Building a Culture of Collaboration

The following is a typical example of a road trip scenario from the 1990s:

Driver:  “I know the way to our destination.”

Passenger: “Are you sure?”

After more time elapses and there is a feeling that the car is going in circles,

Passenger:  “Why don’t we stop here and ask for directions?  He/She looks like a helpful person.”

Driver:  “No, I am sure I have it now. I know how to get there.”

Repeat the last few lines several times over the course of the next half-hour, ending the scenario in frustration and despair.

photo by ellie truitt ‘18

Although any number of apps rescue all of us from this type of archaic pathfinding, it remains the perfect illustration of our proclivity to do things on our own and without help.  Why are we so resistant to asking for help? In educational terms, why are we so resistant to working together for a solution?

I think if we inserted two Harpeth Hall students into the above scenario without the modern convenience of a smartphone, they would come to a solution more happily and quickly than the driver and passenger described above. Our girls are accustomed to working together both in and out of the classroom. How do we solve this problem? Plan this project? Clean up this mess? The answer always points to collaboration.

Research touted by the National Coalition of Girls Schools indicates that girls prefer an atmosphere of teamwork and find it most beneficial in math and science. “According to the Center for Research on Girls, studies have identified several benefits of collaboration for women in STEM.” One that resonates with our students and teachers is the fact that collaboration leads to “higher quality work produced in less time than when working alone, improved understanding of course material, improved performance on exams, and increased enjoyment of activities.”

I know what you are thinking. You are remembering several dinner table conversations, which revolved around complaints that Suzy, your daughter’s classmate, was not holding up her end of the bargain on the most recent social studies project. Your daughter ends up doing all of the work. You also know that our girls are so over scheduled; it would be so much easier if they could just do their work by themselves without having to work with classmates who have their own schedule challenges.

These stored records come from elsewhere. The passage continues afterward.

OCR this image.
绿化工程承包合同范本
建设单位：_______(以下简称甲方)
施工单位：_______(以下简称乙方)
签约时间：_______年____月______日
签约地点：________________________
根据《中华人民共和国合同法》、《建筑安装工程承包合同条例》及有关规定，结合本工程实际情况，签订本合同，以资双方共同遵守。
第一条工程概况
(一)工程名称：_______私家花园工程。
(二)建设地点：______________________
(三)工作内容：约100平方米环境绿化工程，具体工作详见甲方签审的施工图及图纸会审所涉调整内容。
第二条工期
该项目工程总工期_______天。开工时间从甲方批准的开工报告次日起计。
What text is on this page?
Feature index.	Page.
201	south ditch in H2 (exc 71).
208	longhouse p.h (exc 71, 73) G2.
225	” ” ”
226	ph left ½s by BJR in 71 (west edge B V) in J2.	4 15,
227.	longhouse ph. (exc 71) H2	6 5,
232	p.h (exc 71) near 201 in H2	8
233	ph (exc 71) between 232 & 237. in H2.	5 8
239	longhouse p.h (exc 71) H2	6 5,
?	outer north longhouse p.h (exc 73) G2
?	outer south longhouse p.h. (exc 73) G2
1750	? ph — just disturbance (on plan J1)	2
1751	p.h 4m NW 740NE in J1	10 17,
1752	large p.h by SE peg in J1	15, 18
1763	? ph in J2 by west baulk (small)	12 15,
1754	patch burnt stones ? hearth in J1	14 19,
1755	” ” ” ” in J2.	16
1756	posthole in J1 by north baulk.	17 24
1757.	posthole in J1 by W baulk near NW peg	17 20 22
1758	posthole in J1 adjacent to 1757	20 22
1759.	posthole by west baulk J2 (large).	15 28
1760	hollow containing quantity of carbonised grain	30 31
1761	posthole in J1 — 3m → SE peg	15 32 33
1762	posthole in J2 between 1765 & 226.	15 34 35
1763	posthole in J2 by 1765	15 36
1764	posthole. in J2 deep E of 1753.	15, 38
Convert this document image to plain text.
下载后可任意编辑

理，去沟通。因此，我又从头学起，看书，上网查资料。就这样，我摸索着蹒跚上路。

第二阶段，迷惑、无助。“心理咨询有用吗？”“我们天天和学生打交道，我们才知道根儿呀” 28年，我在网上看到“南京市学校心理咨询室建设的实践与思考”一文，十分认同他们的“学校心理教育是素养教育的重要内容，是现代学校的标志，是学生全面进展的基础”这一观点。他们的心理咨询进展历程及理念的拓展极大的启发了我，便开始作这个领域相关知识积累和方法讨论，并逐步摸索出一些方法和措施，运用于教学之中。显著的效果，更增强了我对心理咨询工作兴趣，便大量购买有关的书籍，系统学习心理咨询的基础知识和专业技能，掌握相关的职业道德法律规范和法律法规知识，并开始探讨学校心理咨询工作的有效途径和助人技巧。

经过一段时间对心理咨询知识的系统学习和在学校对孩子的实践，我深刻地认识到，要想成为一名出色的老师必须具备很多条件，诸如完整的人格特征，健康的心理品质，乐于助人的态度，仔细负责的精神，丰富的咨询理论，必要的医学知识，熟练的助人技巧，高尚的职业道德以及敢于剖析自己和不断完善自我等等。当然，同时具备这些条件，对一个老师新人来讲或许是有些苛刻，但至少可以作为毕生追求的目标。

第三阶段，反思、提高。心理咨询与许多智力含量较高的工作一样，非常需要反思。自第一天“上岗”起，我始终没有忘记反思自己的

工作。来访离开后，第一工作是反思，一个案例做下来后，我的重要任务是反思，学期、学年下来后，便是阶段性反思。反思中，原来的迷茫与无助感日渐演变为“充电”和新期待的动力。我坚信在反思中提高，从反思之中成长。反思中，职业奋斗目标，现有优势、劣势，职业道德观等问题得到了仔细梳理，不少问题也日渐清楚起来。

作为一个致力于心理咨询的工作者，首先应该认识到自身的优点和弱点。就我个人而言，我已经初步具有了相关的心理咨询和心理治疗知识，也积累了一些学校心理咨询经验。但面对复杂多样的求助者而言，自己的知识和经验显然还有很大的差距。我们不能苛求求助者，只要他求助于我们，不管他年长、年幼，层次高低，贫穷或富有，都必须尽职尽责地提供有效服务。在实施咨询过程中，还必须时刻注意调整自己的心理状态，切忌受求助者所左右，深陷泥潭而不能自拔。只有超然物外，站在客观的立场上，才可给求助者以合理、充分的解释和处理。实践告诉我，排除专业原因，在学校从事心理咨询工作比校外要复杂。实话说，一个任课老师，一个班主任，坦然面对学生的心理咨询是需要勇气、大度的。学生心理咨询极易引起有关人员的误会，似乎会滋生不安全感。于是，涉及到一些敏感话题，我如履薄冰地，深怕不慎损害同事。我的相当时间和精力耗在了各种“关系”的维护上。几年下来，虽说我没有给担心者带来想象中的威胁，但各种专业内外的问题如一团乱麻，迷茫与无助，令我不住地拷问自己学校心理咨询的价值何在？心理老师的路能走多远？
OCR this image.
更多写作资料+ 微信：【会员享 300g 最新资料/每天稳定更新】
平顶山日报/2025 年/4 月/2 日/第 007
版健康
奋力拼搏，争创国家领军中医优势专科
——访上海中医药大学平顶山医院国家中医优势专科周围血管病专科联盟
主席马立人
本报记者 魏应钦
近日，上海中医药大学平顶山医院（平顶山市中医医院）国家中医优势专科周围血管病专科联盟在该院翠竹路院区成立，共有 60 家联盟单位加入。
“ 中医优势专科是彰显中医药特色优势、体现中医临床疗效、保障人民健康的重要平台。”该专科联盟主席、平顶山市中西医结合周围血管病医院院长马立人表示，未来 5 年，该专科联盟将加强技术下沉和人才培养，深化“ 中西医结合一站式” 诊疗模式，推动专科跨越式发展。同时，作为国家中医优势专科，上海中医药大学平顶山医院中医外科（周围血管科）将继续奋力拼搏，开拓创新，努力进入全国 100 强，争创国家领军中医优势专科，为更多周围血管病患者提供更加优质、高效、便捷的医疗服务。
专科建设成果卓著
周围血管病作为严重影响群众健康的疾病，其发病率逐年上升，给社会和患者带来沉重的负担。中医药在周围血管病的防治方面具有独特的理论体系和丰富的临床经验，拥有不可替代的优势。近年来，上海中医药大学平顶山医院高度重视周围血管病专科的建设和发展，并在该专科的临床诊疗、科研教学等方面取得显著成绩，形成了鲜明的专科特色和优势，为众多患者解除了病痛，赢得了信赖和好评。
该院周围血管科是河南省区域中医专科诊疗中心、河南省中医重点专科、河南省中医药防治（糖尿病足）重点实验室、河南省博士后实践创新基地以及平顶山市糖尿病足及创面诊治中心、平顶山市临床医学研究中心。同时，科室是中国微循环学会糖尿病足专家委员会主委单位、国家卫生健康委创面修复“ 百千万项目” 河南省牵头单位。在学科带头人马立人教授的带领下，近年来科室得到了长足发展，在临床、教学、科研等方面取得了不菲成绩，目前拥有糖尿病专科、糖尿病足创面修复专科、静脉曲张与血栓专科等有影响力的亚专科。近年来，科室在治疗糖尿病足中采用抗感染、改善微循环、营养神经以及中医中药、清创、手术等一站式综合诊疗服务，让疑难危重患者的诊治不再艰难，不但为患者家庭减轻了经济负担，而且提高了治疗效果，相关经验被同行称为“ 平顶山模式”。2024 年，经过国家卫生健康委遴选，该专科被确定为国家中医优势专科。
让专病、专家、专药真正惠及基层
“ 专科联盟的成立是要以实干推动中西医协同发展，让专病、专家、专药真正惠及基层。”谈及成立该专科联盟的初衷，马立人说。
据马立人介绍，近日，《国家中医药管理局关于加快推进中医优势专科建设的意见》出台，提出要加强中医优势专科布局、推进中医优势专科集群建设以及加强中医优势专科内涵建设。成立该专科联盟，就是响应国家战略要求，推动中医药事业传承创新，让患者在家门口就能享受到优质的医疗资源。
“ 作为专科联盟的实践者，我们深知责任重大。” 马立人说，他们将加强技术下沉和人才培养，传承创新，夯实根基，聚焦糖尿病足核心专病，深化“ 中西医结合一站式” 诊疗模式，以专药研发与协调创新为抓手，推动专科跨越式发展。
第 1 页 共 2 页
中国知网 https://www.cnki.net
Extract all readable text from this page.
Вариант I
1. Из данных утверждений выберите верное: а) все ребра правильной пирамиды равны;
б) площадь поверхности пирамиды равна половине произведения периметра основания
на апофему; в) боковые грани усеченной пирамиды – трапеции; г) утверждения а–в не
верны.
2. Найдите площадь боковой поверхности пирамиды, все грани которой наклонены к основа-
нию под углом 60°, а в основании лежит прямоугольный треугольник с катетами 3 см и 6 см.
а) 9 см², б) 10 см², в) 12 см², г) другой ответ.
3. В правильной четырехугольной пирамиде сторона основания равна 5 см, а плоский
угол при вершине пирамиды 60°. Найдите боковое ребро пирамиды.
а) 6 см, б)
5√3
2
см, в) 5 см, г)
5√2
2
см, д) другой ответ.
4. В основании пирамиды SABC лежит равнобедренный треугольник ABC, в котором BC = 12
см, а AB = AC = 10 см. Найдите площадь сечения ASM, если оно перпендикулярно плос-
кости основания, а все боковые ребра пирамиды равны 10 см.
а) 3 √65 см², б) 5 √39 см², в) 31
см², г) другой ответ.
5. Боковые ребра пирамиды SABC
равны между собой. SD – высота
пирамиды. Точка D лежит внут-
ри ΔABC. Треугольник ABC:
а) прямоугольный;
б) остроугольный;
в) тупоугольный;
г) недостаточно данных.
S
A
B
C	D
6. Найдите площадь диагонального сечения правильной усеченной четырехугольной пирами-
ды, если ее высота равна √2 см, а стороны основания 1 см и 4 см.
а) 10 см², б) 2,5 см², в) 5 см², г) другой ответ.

It can be a slow process to learn how to collaborate successfully. We must keep in mind our goal of teaching our girls to think critically in the 21st century. When we turned the corner on this millennium and century 16 years ago, collaboration was exalted as one of the essential skills for success in our daughters’ lifetimes. Yes, it is seemingly a lot of trouble, especially for our younger students, but in the long run, collaboration cultivates a diversity of opinion which is how we make the best decisions as leaders and how we engage the most people in the learning and decision making process. It takes work to develop a culture of collaboration, and we are pushing it in age appropriate ways in each grade, fifth through twelfth.

Adam Grant writes in a recent New York Times article about why grading on the curve, can create a “toxic” environment. He describes an atmosphere that is “pitting students against one another. At best it creates a hyper competitive culture, and at worst, it sends students the message that the world is a zero-sum game: Your success means my failure.” At Harpeth Hall we work to cultivate the opposite of that culture. When the tide of learning and understanding rises, all boats rise.

Our older students know that the best way to gain a fuller understanding of a concept is to teach it to a friend. Increasing feelings of belonging, social connection, and a team spirit is what blossoms so beautifully by the senior year. The notorious cut-throat atmosphere of law schools or even undergraduate pre-professional programs are brought up short with the power of collaboration.

In our jobs and careers, we seldom work in silos. If you are part of a team of people who bring different opinions and skills to the table, the end product is always superior.  Furthermore, modern day evaluations assess the ability of the employee to work on a team and communicate effectively with colleagues.

Mr. Grant writes that he “spent a decade studying the careers of ‘takers,’ who aim to come out ahead, and ‘givers,’ who enjoy helping others.” While short term results put the takers in first place, “as the months turn into years, the givers consistently achieved better results.” Everyone wants to be on a team or work on a group project with a giver.  “Takers believe in a zero-sum world, and they end up creating one where bosses, colleagues and clients don’t trust them. Givers build deeper and broader relationships – people are rooting for them instead of gunning for them.”

By the time a girl makes her way through the upper school, I hope she will learn to ask a teacher or a friend for help whenever she needs it. I hope she will learn to work effectively on a team with both strong and quieter personalities and see the value that each brings to the process. And finally, by all means, I hope she will seek help with directions to her destination.